Every week later, Rapid7 reported that the Lockbit ransomware operation additionally exploited an undocumented security drawback in Cisco VPN units along with Akira. Nevertheless, the precise nature of the issue remained unclear.
On the time, Cisco launched an advisory warning that the breaches have been performed by brute forcing credentials on units with out MFA configured.
This week, Cisco confirmed the existence of a zero-day vulnerability that was utilized by these ransomware gangs and offered workarounds in an interim security bulletin.
Nevertheless, security updates for the impacted merchandise will not be out there but.
Vulnerability particulars
The CVE-2023-20269 flaw is situated inside the net companies interface of the Cisco ASA and Cisco FTD units, particularly the capabilities that cope with authentication, authorization, and accounting (AAA) capabilities.
The flaw is attributable to improperly separating the AAA capabilities and different software program options. This results in eventualities the place an attacker can ship authentication requests to the online companies interface to affect or compromise authorization elements.
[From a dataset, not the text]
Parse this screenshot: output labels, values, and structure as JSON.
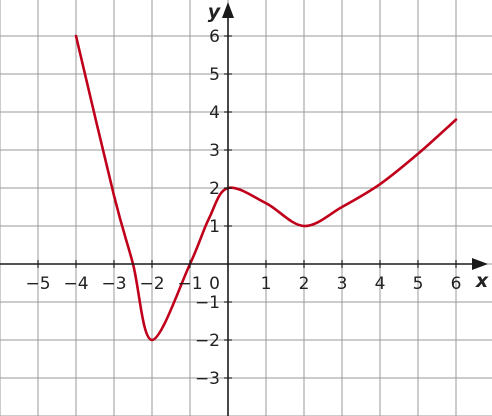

Since these requests don’t have any limitation, the attacker can brute power credentials utilizing numerous username and password combos with out being rate-limited or blocked for abuse.
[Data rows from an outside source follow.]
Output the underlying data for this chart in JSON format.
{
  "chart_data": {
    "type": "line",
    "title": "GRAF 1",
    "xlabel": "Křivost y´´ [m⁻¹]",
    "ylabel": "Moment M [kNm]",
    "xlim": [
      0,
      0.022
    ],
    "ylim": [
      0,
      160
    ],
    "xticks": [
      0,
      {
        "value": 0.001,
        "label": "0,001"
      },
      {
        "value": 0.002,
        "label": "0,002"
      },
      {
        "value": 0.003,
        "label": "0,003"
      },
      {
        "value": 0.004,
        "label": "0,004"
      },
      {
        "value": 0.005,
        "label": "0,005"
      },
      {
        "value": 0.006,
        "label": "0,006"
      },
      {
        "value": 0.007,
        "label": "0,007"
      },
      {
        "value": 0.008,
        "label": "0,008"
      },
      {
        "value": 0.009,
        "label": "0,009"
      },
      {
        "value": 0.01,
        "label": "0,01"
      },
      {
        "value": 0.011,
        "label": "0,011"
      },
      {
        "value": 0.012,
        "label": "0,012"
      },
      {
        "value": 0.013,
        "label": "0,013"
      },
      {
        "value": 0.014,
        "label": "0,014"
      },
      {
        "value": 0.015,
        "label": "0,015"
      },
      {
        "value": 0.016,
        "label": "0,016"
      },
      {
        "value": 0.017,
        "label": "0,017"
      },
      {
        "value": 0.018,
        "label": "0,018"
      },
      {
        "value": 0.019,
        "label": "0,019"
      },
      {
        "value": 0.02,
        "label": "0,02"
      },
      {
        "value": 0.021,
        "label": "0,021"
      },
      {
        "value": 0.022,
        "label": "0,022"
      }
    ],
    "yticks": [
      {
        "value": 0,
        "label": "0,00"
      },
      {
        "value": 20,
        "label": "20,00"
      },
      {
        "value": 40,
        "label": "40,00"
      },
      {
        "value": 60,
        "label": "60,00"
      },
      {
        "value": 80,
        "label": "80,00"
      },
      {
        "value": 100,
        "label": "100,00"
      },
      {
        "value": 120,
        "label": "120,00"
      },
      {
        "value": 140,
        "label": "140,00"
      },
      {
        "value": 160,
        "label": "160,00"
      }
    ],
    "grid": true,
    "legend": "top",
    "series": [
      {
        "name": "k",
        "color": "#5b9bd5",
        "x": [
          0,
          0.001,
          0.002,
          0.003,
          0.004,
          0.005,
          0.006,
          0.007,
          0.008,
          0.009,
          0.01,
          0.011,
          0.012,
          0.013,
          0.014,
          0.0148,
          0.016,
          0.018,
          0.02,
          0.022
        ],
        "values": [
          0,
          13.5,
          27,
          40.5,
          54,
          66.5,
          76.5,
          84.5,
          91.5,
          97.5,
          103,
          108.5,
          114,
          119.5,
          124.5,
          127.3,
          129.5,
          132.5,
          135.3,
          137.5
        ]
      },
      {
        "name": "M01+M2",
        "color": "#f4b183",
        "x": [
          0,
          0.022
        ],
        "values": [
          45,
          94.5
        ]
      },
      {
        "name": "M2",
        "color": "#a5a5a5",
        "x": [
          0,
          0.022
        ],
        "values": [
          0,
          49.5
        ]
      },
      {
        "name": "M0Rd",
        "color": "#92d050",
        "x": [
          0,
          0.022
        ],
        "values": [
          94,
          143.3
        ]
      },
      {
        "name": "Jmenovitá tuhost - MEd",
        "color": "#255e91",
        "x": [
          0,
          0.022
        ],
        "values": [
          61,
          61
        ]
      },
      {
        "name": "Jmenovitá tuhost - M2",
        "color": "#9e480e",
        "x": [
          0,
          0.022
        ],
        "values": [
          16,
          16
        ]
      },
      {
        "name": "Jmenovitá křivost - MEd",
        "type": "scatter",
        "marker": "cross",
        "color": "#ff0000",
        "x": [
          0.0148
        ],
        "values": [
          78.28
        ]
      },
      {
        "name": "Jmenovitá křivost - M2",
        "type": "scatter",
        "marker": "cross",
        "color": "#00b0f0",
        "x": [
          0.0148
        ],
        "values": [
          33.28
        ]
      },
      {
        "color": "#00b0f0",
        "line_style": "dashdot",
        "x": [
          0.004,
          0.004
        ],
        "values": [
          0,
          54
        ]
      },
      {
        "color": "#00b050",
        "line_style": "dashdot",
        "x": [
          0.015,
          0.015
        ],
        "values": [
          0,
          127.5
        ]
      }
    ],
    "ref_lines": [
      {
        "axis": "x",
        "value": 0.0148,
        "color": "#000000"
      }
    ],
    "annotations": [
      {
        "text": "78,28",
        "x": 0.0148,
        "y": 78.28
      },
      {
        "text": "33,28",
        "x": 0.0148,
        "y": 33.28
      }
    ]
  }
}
For the brute power assaults to work, the Cisco equipment should meet the next situations:
- A minimum of one person is configured with a password within the LOCAL database or HTTPS administration authentication factors to a sound AAA server.
- SSL VPN is enabled on a minimum of one interface or IKEv2 VPN is enabled on a minimum of one interface.
If the focused gadget runs Cisco ASA Software program Launch 9.16 or earlier, the attacker can set up a clientless SSL VPN session with out further authorization upon profitable authentication.
To ascertain this clientless SSL VPN session, the focused gadget wants to satisfy these situations:
- The attacker has legitimate credentials for a person current both within the LOCAL database or within the AAA server used for HTTPS administration authentication. These credentials could possibly be obtained utilizing brute power assault strategies.
- The gadget is operating Cisco ASA Software program Launch 9.16 or earlier.
- SSL VPN is enabled on a minimum of one interface.
- The clientless SSL VPN protocol is allowed within the DfltGrpPolicy.
Mitigating the flaw
Cisco will launch a security replace to deal with CVE-2023-20269, however till fixes are made out there, system directors are really helpful to take the next actions:
- Use DAP (Dynamic Entry Insurance policies) to cease VPN tunnels with DefaultADMINGroup or DefaultL2LGroup.
- Deny entry with Default Group Coverage by adjusting vpn-simultaneous-logins for DfltGrpPolicy to zero, and guaranteeing that each one VPN session profiles level to a customized coverage.
- Implement LOCAL person database restrictions by locking particular customers to a single profile with the ‘group-lock’ choice, and forestall VPN setups by setting ‘vpn-simultaneous-logins’ to zero.
Cisco additionally recommends securing Default Distant Entry VPN profiles by pointing all non-default profiles to a sinkhole AAA server (dummy LDAP server) and enabling logging to catch potential assault incidents early.
Lastly, it’s essential to notice that multi-factor authentication (MFA) mitigates the danger, as even efficiently brute-forcing account credentials would not be sufficient to hijack MFA-secured accounts and use them to ascertain VPN connections.